Speaking to All Poole Aren’t We, Killick stated: “It has nothing to do with that. I enjoyed my time here – me and Taffy, we were both young. I was in my early 30s, probably 32, and Taffy was about 35, 36 something like that.

“It was a baptism of fire. We were in the equivalent of the Conference South, we had no money, so that was a steep learning curve, and I enjoyed the club. There is a lot of good people around the club.

“I loved it there. The rivalry now is nothing to do with that. It’s literally because we’re desperate to beat them, they’re desperate to beat us.

“They’re a good side, we’re a good side, they’ve got good players, we’ve got good players.

“They’ve got players that used to play for us and vice versa, I think it’s just proper – you saw on Tuesday night, there were two teams there that didn’t want to lose the game, in a big, big way.

“There were tackles going in, and I enjoy that side of it, and it was good to see. I feel that these games are always going to be quite feisty affairs, I think that everyone looks forward to them.”

Funnily enough, Killick played for all three of Poole’s local rivals in the Southern Premier League South – but claims that Poole’s clashes with Salisbury now trump any games with the club’s more traditional Dorset rivals.

I would say that because of the level they are at as a club, in terms of off the field and on the field, that they are our biggest challenge [locally.]

“There are players that have played for both teams. From that point of view, in terms of their level, I think they’re a very good side, they’ve got a very good squad – they looked powerful at times against us, for long periods.

“They were very good. I knew they would be good, because you only have to look at their teamsheet, their subs, and the people they’ve got sat in the stands.

“I would say they are powerful on and off the field, so from that point of view, they are our biggest challenge locally, without being disrespectful to others.”

Poole’s recent Dorset derbies have been somewhat drab affairs, with Killick claiming they no longer have the ‘needle’ of yesteryear, especially games with Wimborne.

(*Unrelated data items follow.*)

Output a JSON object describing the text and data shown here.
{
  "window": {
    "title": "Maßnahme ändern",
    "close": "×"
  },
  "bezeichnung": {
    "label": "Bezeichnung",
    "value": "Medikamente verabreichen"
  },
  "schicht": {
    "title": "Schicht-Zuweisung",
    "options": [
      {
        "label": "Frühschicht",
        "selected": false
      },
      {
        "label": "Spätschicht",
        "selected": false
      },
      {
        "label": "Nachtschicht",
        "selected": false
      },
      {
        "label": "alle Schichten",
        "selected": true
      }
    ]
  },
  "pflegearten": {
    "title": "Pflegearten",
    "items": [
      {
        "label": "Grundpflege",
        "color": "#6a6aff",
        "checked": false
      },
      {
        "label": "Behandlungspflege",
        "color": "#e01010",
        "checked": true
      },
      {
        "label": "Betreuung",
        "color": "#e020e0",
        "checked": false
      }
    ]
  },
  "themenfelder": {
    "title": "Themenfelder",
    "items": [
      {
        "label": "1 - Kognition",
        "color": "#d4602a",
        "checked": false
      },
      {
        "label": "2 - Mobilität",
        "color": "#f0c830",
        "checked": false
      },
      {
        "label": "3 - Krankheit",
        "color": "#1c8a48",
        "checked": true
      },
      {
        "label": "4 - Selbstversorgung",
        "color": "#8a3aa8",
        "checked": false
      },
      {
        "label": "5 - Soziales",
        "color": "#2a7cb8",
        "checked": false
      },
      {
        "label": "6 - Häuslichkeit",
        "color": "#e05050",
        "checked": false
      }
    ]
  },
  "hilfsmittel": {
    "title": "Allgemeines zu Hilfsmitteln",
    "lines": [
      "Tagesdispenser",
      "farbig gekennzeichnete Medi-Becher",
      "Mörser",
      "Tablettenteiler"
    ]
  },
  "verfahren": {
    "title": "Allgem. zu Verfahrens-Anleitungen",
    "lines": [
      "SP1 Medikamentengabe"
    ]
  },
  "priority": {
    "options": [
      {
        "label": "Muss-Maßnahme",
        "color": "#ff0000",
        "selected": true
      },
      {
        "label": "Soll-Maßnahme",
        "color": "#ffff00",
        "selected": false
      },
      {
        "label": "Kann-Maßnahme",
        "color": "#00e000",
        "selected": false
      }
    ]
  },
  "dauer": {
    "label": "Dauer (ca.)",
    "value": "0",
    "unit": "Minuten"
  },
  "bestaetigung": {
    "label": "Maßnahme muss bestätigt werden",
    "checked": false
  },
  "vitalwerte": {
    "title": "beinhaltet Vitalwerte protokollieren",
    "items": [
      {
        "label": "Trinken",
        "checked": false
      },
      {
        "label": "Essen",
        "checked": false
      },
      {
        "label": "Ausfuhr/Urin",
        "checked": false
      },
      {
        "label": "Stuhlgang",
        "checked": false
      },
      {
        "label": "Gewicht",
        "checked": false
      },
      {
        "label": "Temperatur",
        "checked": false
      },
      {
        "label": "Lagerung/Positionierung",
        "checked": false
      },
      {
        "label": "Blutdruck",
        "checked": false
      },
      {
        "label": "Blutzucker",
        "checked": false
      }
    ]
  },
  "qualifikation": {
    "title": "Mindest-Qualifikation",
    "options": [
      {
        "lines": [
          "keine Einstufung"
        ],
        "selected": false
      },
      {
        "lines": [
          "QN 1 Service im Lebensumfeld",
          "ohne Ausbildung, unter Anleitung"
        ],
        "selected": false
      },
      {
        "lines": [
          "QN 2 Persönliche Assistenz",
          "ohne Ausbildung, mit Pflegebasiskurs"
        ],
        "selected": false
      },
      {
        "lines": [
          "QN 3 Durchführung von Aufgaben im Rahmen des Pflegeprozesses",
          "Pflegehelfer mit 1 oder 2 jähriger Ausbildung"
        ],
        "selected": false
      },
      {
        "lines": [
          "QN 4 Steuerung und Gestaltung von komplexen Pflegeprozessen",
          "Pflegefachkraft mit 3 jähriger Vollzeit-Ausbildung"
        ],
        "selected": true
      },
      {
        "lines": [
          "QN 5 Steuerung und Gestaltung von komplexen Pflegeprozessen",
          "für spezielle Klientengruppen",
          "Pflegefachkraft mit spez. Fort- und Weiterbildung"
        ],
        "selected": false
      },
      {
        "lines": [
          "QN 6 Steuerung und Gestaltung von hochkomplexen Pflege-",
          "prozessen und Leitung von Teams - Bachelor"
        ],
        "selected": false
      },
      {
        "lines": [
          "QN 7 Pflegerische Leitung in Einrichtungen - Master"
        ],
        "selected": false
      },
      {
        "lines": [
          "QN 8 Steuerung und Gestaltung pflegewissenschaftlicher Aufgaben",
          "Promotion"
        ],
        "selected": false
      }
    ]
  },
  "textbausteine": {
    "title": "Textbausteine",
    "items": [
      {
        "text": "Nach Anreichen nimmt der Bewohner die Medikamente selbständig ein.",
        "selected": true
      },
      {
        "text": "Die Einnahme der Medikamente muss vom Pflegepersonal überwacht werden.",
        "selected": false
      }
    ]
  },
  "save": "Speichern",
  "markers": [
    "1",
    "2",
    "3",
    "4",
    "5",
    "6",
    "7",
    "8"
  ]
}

“There is a little bit of needle between the two sides,” Killick continued.

“We don’t necessarily have that with Dorchester or Wimborne anymore.

“That’s not a reflection on those clubs, just how things pan out. But if you speak to Wimborne, if they beat us, it’s the highlight of their season.

“They would probably say we’ve got a very strong rivalry. If you’re asking me, without being rude and sounding arrogant, I would say Salisbury [are our biggest rivals].”

Killick, who once threatened to take Salisbury’s former owners to a tribunal for unfair dismissal, also moved to quash any implication that there was a rift between himself and his opposite number Steve Claridge.

The pair have previously been embroiled in a war of words, but Poole’s boss remains adamant there is no bad blood between the pair.

“Me and Steve Claridge are never going to go off and have a candlelit dinner for two, but you can’t help but respect what he has done as a player.

“He’s assembled a very powerful side – I respect what he has assembled as a manager here, what he is trying to do.

“I can’t speak for him, but there is respect on my side towards him. We’re not each other’s cup of tea.

“But that happens. Sometimes I can behave in a way that I shouldn’t behave. You’re not going to get on well with everyone.

“Me and him, we’re okay – we’ll happily shake each other’s hand, there’s no big deal.

“It’s just a bit of rivalry. I’ve got no personal agenda against him, it’s just a competitive rivalry I would say.

“There’s some other managers in the league that I get on quite well with, others that you don’t. It’s just one of those things – there’s no personal issue between us.”